Tocantins suspende autorizações para queima controlada até 31 de outubro
Medida entrou em vigor neste último domingo (27) para reduzir o risco de incêndios durante o período mais crítico da estiagem.
O Governo do Tocantins, por meio do Instituto Natureza do Tocantins (Naturatins), suspendeu a emissão e a vigência das Autorizações Ambientais de Queima Controlada em todo o Estado entre 27 de julho e 31 de outubro de 2026. A medida foi oficializada pela Portaria nº 190/2026/NATURATINS/GABIN, publicada após avaliação do elevado risco de incêndios florestais durante o período de estiagem.
A decisão leva em consideração as condições climáticas típicas desta época do ano, marcadas por temperaturas elevadas, baixa umidade relativa do ar e vegetação extremamente seca, fatores que aumentam significativamente a possibilidade de propagação do fogo.

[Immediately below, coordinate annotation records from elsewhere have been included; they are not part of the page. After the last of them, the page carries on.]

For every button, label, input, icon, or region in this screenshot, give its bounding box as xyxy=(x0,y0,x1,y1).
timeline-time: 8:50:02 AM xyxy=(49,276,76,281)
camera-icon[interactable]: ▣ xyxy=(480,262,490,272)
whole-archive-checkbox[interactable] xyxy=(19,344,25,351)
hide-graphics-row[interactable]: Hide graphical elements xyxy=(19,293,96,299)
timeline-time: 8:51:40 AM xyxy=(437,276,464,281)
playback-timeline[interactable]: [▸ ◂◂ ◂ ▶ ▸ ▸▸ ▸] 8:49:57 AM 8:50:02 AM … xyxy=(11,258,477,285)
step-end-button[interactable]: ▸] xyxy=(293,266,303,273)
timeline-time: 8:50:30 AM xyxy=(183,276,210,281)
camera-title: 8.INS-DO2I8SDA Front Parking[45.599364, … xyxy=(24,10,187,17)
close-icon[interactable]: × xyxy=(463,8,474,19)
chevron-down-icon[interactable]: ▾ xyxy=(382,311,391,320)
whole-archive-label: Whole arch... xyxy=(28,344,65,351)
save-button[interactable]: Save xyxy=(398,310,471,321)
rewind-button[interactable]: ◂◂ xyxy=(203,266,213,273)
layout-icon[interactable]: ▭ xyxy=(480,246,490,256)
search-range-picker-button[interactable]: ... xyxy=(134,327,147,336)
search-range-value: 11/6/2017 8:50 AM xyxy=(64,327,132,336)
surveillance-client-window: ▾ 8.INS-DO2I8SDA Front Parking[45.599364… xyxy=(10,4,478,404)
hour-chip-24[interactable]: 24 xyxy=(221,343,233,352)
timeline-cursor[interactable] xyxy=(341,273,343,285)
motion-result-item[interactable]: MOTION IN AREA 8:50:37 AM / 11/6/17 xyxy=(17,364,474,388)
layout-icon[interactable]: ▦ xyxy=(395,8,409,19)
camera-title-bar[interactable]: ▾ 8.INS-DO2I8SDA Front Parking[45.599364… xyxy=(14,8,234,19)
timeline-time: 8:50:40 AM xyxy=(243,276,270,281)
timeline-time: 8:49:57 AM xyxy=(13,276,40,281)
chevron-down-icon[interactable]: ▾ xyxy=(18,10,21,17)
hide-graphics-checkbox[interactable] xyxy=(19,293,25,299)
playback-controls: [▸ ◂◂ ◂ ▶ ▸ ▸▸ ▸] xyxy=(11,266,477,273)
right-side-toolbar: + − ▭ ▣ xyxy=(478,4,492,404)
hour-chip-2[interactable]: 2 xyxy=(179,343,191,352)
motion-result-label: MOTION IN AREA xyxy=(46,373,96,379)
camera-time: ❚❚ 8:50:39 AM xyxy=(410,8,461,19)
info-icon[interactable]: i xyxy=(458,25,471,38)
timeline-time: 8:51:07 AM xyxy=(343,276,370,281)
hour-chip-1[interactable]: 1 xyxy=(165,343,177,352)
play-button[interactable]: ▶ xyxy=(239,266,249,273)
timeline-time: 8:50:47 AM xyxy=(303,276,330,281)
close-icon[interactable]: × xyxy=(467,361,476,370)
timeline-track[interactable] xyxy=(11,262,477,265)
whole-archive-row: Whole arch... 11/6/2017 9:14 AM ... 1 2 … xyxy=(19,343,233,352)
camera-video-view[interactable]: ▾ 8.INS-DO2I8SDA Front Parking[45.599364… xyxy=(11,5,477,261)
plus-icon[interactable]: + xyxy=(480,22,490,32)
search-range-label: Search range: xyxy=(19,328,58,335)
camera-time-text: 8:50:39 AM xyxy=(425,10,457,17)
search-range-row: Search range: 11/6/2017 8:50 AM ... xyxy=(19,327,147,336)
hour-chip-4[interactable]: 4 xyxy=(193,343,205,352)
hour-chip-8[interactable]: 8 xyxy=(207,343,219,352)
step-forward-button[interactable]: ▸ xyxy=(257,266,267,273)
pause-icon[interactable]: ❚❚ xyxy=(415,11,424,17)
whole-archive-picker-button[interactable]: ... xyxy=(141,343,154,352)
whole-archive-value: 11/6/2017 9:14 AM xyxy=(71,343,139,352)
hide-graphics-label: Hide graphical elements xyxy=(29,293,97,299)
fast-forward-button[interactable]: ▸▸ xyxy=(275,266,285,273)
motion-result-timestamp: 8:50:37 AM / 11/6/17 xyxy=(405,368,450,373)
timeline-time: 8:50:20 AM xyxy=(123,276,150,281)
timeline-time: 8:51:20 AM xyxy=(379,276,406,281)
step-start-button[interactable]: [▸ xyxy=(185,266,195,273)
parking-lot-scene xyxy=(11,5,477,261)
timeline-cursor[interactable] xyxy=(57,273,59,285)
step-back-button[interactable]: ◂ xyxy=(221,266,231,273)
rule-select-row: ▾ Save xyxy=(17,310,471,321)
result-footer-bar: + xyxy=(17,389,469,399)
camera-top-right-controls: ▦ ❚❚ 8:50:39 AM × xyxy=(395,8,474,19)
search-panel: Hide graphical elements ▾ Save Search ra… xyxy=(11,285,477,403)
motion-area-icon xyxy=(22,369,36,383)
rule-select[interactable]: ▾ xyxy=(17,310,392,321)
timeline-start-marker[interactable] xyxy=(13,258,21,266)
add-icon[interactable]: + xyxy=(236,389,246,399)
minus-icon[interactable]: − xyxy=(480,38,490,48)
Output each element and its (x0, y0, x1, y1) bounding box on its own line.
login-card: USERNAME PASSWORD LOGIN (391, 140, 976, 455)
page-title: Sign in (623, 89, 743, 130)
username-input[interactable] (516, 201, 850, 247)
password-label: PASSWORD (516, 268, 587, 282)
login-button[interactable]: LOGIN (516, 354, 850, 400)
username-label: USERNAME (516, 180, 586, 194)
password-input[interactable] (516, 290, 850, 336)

A suspensão ocorre em um momento de alerta para o setor agropecuário. Conforme mostrou o Tocantins Rural em reportagem publicada nesta semana, produtores de milho no Estado já vêm alterando a rotina de trabalho e realizando parte da colheita durante a noite para reduzir o risco de incêndios provocados por faíscas geradas pelas máquinas agrícolas.
Medida reforça prevenção durante a estiagem
Na portaria, o Naturatins destaca que a suspensão tem como fundamento a proteção ao meio ambiente, prevista no artigo 225 da Constituição Federal, e considera que o período de seca no Cerrado representa um cenário de alto risco ambiental.
O objetivo é reduzir a possibilidade de que queimadas autorizadas escapem do controle e se transformem em incêndios de grandes proporções, situação recorrente durante os meses mais secos do ano.
Campo já sente os efeitos do clima
O cenário climático que motivou a publicação da portaria já vem impactando diretamente a produção agrícola tocantinense.
Com temperaturas que chegam a 37°C, baixa umidade do ar e previsão de continuidade do tempo seco, muitos agricultores passaram a concentrar a colheita do milho safrinha durante a noite. A estratégia busca preservar as lavouras, proteger as equipes de trabalho e diminuir as chances de ignição da vegetação seca.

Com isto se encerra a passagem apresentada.